Le temps fait son oeuvre, bien sûr, mais beaucoup plus lentement que prévu. La famille a déménagé à Delson, pour changer d'air. «Mais le cerveau est plus futé que ça. Quand tu te couches le soir, tu penses toujours aux mêmes choses, peu importe où t'es», souligne M. Beaulieu.

Les parents de Mathieu espèrent que leur histoire va faire réfléchir les gens, même s'ils sont conscients que la mort de leur fils est le fruit d'un malheureux hasard, même s'ils sont conscients qu'ils sont victimes d'un accident qui n'arrive d'ordinaire qu'aux autres.

Un cas rare

L'accident qui a fauché Mathieu Beaulieu est un cas rare et isolé, nous dit-on au ministère des Transports du Québec, qui ne possède pas de statistiques sur ce type d'accident.

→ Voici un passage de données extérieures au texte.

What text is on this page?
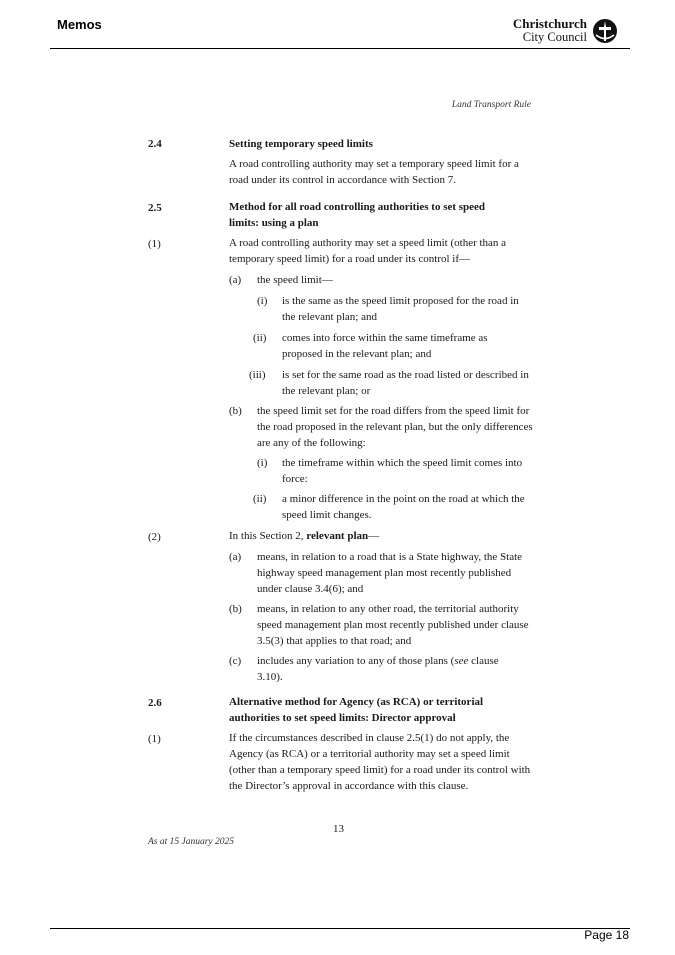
Memos	Christchurch
City Council
Land Transport Rule
2.4	Setting temporary speed limits

A road controlling authority may set a temporary speed limit for a road under its control in accordance with Section 7.

2.5	Method for all road controlling authorities to set speed limits: using a plan
(1)	A road controlling authority may set a speed limit (other than a temporary speed limit) for a road under its control if—

(a) the speed limit—

(i) is the same as the speed limit proposed for the road in the relevant plan; and

(ii) comes into force within the same timeframe as proposed in the relevant plan; and

(iii) is set for the same road as the road listed or described in the relevant plan; or

(b) the speed limit set for the road differs from the speed limit for the road proposed in the relevant plan, but the only differences are any of the following:

(i) the timeframe within which the speed limit comes into force:

(ii) a minor difference in the point on the road at which the speed limit changes.

(2)	In this Section 2, relevant plan—

(a) means, in relation to a road that is a State highway, the State highway speed management plan most recently published under clause 3.4(6); and

(b) means, in relation to any other road, the territorial authority speed management plan most recently published under clause 3.5(3) that applies to that road; and

(c) includes any variation to any of those plans (see clause 3.10).

2.6	Alternative method for Agency (as RCA) or territorial authorities to set speed limits: Director approval
(1)	If the circumstances described in clause 2.5(1) do not apply, the Agency (as RCA) or a territorial authority may set a speed limit (other than a temporary speed limit) for a road under its control with the Director’s approval in accordance with this clause.

13
As at 15 January 2025
Page 18
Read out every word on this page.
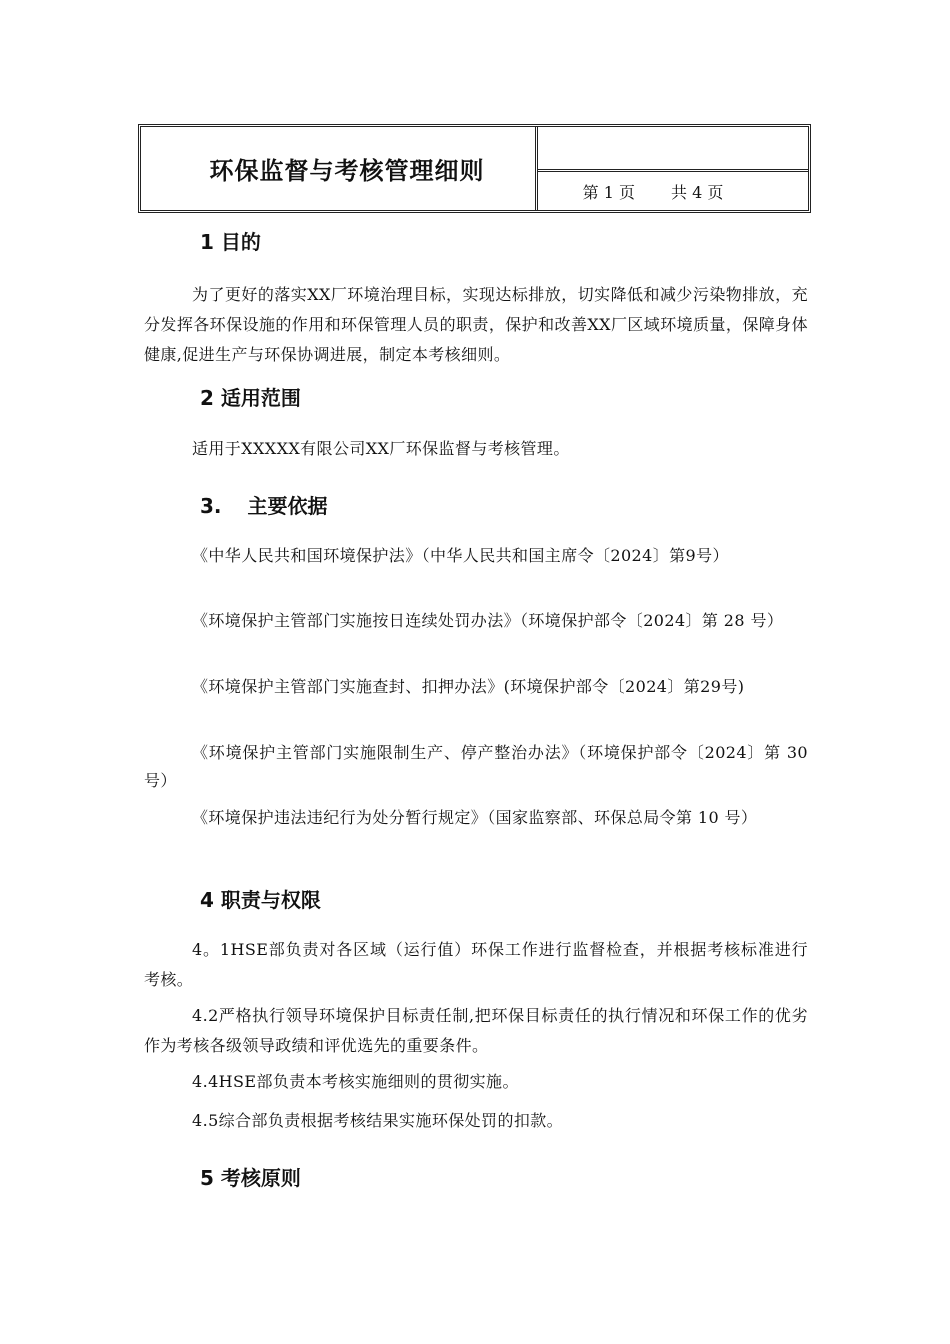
环保监督与考核管理细则
第 1 页 共 4 页
1 目的
为了更好的落实XX厂环境治理目标，实现达标排放，切实降低和减少污染物排放，充分发挥各环保设施的作用和环保管理人员的职责，保护和改善XX厂区域环境质量，保障身体健康,促进生产与环保协调进展，制定本考核细则。
2 适用范围
适用于XXXXX有限公司XX厂环保监督与考核管理。
3. 主要依据
《中华人民共和国环境保护法》（中华人民共和国主席令〔2024〕第9号）
《环境保护主管部门实施按日连续处罚办法》（环境保护部令〔2024〕第 28 号）
《环境保护主管部门实施查封、扣押办法》(环境保护部令〔2024〕第29号)
《环境保护主管部门实施限制生产、停产整治办法》（环境保护部令〔2024〕第 30 号）
《环境保护违法违纪行为处分暂行规定》（国家监察部、环保总局令第 10 号）
4 职责与权限
4。1HSE部负责对各区域（运行值）环保工作进行监督检查，并根据考核标准进行考核。
4.2严格执行领导环境保护目标责任制,把环保目标责任的执行情况和环保工作的优劣作为考核各级领导政绩和评优选先的重要条件。
4.4HSE部负责本考核实施细则的贯彻实施。
4.5综合部负责根据考核结果实施环保处罚的扣款。
5 考核原则
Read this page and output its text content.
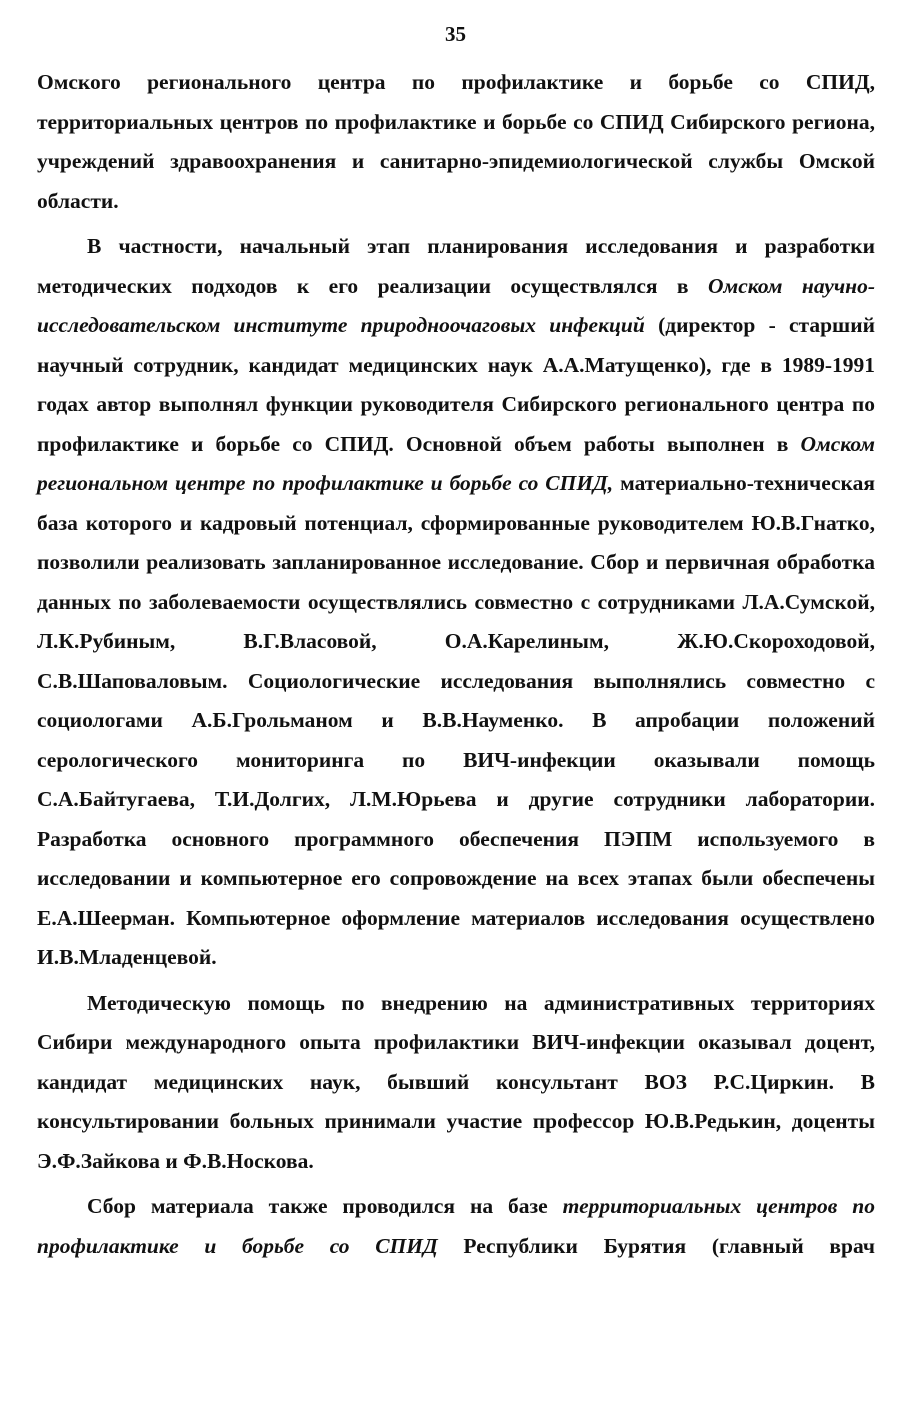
35

Омского регионального центра по профилактике и борьбе со СПИД, территориальных центров по профилактике и борьбе со СПИД Сибирского региона, учреждений здравоохранения и санитарно-эпидемиологической службы Омской области.

В частности, начальный этап планирования исследования и разработки методических подходов к его реализации осуществлялся в Омском научно-исследовательском институте природноочаговых инфекций (директор - старший научный сотрудник, кандидат медицинских наук А.А.Матущенко), где в 1989-1991 годах автор выполнял функции руководителя Сибирского регионального центра по профилактике и борьбе со СПИД. Основной объем работы выполнен в Омском региональном центре по профилактике и борьбе со СПИД, материально-техническая база которого и кадровый потенциал, сформированные руководителем Ю.В.Гнатко, позволили реализовать запланированное исследование. Сбор и первичная обработка данных по заболеваемости осуществлялись совместно с сотрудниками Л.А.Сумской, Л.К.Рубиным, В.Г.Власовой, О.А.Карелиным, Ж.Ю.Скороходовой, С.В.Шаповаловым. Социологические исследования выполнялись совместно с социологами А.Б.Грольманом и В.В.Науменко. В апробации положений серологического мониторинга по ВИЧ-инфекции оказывали помощь С.А.Байтугаева, Т.И.Долгих, Л.М.Юрьева и другие сотрудники лаборатории. Разработка основного программного обеспечения ПЭПМ используемого в исследовании и компьютерное его сопровождение на всех этапах были обеспечены Е.А.Шеерман. Компьютерное оформление материалов исследования осуществлено И.В.Младенцевой.

Методическую помощь по внедрению на административных территориях Сибири международного опыта профилактики ВИЧ-инфекции оказывал доцент, кандидат медицинских наук, бывший консультант ВОЗ Р.С.Циркин. В консультировании больных принимали участие профессор Ю.В.Редькин, доценты Э.Ф.Зайкова и Ф.В.Носкова.

Сбор материала также проводился на базе территориальных центров по профилактике и борьбе со СПИД Республики Бурятия (главный врач
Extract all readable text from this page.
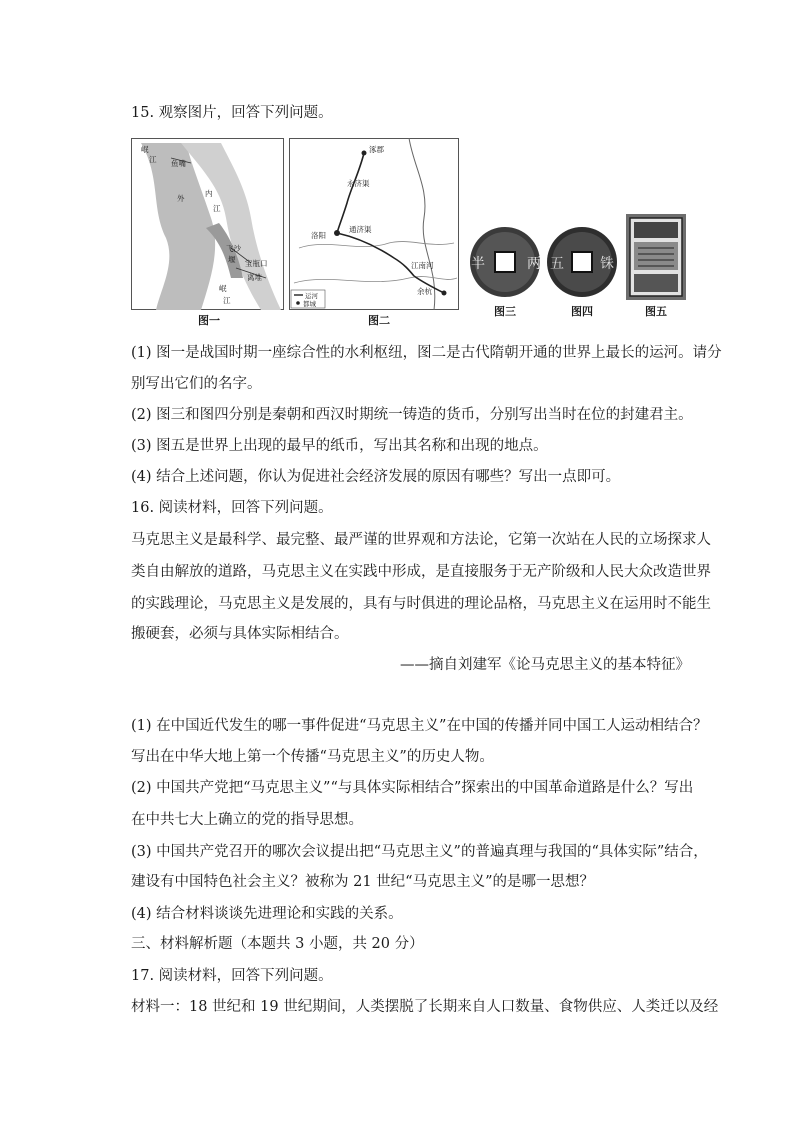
15. 观察图片，回答下列问题。
岷
江 鱼嘴
外
内
江
飞沙
堰 宝瓶口
离堆
岷
江
图一
涿郡
永济渠
通济渠
洛阳
江南河
余杭
运河
都城
图二
两
半
图三
五	铢
图四	图五
(1) 图一是战国时期一座综合性的水利枢纽，图二是古代隋朝开通的世界上最长的运河。请分
别写出它们的名字。
(2) 图三和图四分别是秦朝和西汉时期统一铸造的货币，分别写出当时在位的封建君主。
(3) 图五是世界上出现的最早的纸币，写出其名称和出现的地点。
(4) 结合上述问题，你认为促进社会经济发展的原因有哪些？写出一点即可。
16. 阅读材料，回答下列问题。
马克思主义是最科学、最完整、最严谨的世界观和方法论，它第一次站在人民的立场探求人
类自由解放的道路，马克思主义在实践中形成，是直接服务于无产阶级和人民大众改造世界
的实践理论，马克思主义是发展的，具有与时俱进的理论品格，马克思主义在运用时不能生
搬硬套，必须与具体实际相结合。
——摘自刘建军《论马克思主义的基本特征》
(1) 在中国近代发生的哪一事件促进“马克思主义”在中国的传播并同中国工人运动相结合？
写出在中华大地上第一个传播“马克思主义”的历史人物。
(2) 中国共产党把“马克思主义”“与具体实际相结合”探索出的中国革命道路是什么？写出
在中共七大上确立的党的指导思想。
(3) 中国共产党召开的哪次会议提出把“马克思主义”的普遍真理与我国的“具体实际”结合，
建设有中国特色社会主义？被称为 21 世纪“马克思主义”的是哪一思想？
(4) 结合材料谈谈先进理论和实践的关系。
三、材料解析题（本题共 3 小题，共 20 分）
17. 阅读材料，回答下列问题。
材料一：18 世纪和 19 世纪期间，人类摆脱了长期来自人口数量、食物供应、人类迁以及经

Même chose du côté de la Société de l'assurance automobile du Québec, qui a néanmoins publié un manuel intitulé Les pertes de roues, un risque à ne pas courir!, dont la dernière édition remonte à 2005. Le document vise à «sensibiliser le propriétaire, l'installateur professionnel, le conducteur et le responsable de l'entretien préventif à l'importance de bien serrer les roues des véhicules afin de circuler en toute sécurité», lit-on dans l'avant-propos. Transports Québec rappelle pour sa part que l'installation des pneus d'hiver réduit de 17% le nombre d'accidents pendant la période hivernale. «C'est important, puisque le pneu quatre saisons perd son adhérence et son efficacité à partir de 7ºC, tandis que le pneu d'hiver se rend à - 40», explique Martin Girard, porte-parole du Ministère. Il ajoute que les pneus doivent dorénavant obligatoirement porter un pictogramme représentant un flocon de neige et une montagne.